Vaca Sagrada
Diamela Eltit

 
   

....Manuel estaba esperándome en la puerta de mi casa. A la distancia pude vislumbrarlo apoyado en la pared. No era bello, pero sí armónico y perfilado. Algo en él hablaba de una escena teatral, pues el manejo de su cuerpo parecía el producto de un prolongado ensayo. Cuando me acerqué noté que estaba agitado y, por primera vez, pensé que Marta quizás significaba mucho para él.
   

...De inmediato me preguntó por los resultados del encuentro y, para protegerme, supe que no le informaría lo que había sucedido. Como estaba agraviada y moesta por su evidente ansiedad, sin pensarlo demasiado, le dije que no había acudido a la cita que, después de todo, ese asunto le pertenecía sólo a ellos y lo más justo era que resolvieran entre ambos el litigio.

...-Perra malagradecida- me dijo.

...A medida que avanzaba el atardecer, el vino fue volviéndose más aspero, deslizándose entre frases resentidas. Herida, atormentada por la duda, le hice un comentario íntimo sobre Sergio. Sabiendo que Manuel lo odiaba, me aferré a ese nombre y, con gran seguridad, me encontré construyendo un encuentro casi mítico en una esquina llena de sentido.

...En el transcurso de esa noche hubimos de emborracharnos y, como solía ocurrir cuando algo me afectaba, lloré mientras evocaba una situación dolorosa que había tenido que afrontar hacía ya unos cuantos años.
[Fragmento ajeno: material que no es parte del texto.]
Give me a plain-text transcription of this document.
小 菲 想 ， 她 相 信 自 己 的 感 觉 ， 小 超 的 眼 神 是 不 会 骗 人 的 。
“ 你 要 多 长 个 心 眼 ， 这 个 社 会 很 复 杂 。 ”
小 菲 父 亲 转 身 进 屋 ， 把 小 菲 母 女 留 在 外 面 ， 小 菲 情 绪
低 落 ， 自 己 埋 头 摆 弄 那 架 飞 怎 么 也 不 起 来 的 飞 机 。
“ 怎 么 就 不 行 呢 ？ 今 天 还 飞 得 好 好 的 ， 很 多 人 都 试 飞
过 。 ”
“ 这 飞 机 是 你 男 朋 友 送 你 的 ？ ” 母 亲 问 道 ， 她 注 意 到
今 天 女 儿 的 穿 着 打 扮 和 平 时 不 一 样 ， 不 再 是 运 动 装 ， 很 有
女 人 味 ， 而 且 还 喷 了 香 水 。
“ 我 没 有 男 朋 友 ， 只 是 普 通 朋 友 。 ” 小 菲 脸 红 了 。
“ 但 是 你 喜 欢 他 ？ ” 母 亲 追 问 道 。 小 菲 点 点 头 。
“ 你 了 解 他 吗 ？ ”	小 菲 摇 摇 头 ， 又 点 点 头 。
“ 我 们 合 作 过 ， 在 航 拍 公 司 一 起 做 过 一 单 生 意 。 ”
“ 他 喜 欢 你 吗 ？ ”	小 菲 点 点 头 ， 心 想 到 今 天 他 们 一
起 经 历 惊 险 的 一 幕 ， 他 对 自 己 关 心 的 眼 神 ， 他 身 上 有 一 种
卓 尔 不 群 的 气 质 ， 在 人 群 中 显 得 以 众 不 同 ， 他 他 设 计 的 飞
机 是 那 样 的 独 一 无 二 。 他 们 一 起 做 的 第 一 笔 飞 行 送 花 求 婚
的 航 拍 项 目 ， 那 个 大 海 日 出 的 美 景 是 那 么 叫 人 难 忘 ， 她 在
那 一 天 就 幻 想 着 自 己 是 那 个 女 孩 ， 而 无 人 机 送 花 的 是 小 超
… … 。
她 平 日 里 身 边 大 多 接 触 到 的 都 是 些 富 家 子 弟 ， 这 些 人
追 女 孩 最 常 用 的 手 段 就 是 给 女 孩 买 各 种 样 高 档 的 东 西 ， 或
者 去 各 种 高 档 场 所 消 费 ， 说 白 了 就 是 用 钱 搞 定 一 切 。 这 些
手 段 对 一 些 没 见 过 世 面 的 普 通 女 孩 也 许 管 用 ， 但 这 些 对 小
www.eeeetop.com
Manuel terminó hablando de Marta y nada de lo que me dijo correspondía a la muchacha con la que me había encontrado en horas pasadas. Aunque estaba ensimismada en mis propios pensamientos, creo que entendí que ella ya era parte de su memoria y que la había archivado a la medida de sus deseos.

...Nos fuimos a su pieza y nos acercamos con una fuerza desconocida. Su cuerpo se expandió y recuerdo haber ejercitado con él parte de mis necesidades. Cuando sentí que iba a conseguirlo, y mientras se movía rítmico encima, dijo:
...-Perra malagradecida. Eres una perra malagradecida.
...-No soy, no soy, no soy- murmuré
...Y en el éxtasis caímos juntos. escendimos asombrosamente juntos.


..........Hubo una profunda provocación corporal. De manera inesperada descubrimos nuevas formas de acercarnos. Entendí que el cuerpo de Manuel podía disponerse para mí de una manera que no había contemplado. Me sometí a las sutilezas de la piel y a las zonas críticas de su cuerpo. Ah, las noches, las tardes, transcurriendo intermitentes para lograra la extrañeza expansiva de un instante. Manuel siempre desnudo. Gimiendo desnudo a mi lado pidiéndome elevar su jadeo. Ah, las manos, la lengua, la saliva, el líquido desbordado, la contribución del vino inyectando la energía. En esos meses logré ser sólo un cuerpo que cumplía diversas obligaciones amplificado por el lenguaje arcaico que lo envilecía.

...Adoptamos todas las manías sumergiéndonos en un aprendizaje cada vez más improvisado. En celo, terriblemente cálidos, nada conseguía detenernos. Ni la sangre. De pie, abierta las piernas, mi sangre corría sobre Manuel y esa imagen era interminable. Mirábamos las manchas rojas en su cuerpo, en las sábanas, cayendo desde la abertura de mis piernas. Manuel pedía que le contagiara mi sangre. Se la entregaba cuando él la buscaba plenamente erecto para extraerla y gozar de su espesor líquido. Manuel aparecía sangrando, con una irreversible lesión instalada en su altura. Era ahí, entre la sangre, cuando tocábamos el punto más preciso de la turbulencia genital, confundidos entre amenazadores flujos que nos mecían alterando nuestros sentidos.

...Jamás hablábamos de la sangre. Simplemente la esperábamos para generar la confusión en nuestros cuerpos. Fundidos en la sangre, las palabras se volvían genocidas. El habla nos incitaba a realizar pedidos letales cuando el placer se nos venía encima. La herida, mi herida, el tajo, la merte y la víscera. Después permanecíamos serenos observando cómo la sangre se secaba endureciendo nuestros cuerpos. Era el poder de mi sangre. Aunque fingía que era un privilegio de ambos, un espacio de mi mente se empezó a resentir por el esfuerzo de construir una a una la perfección de esas escenas.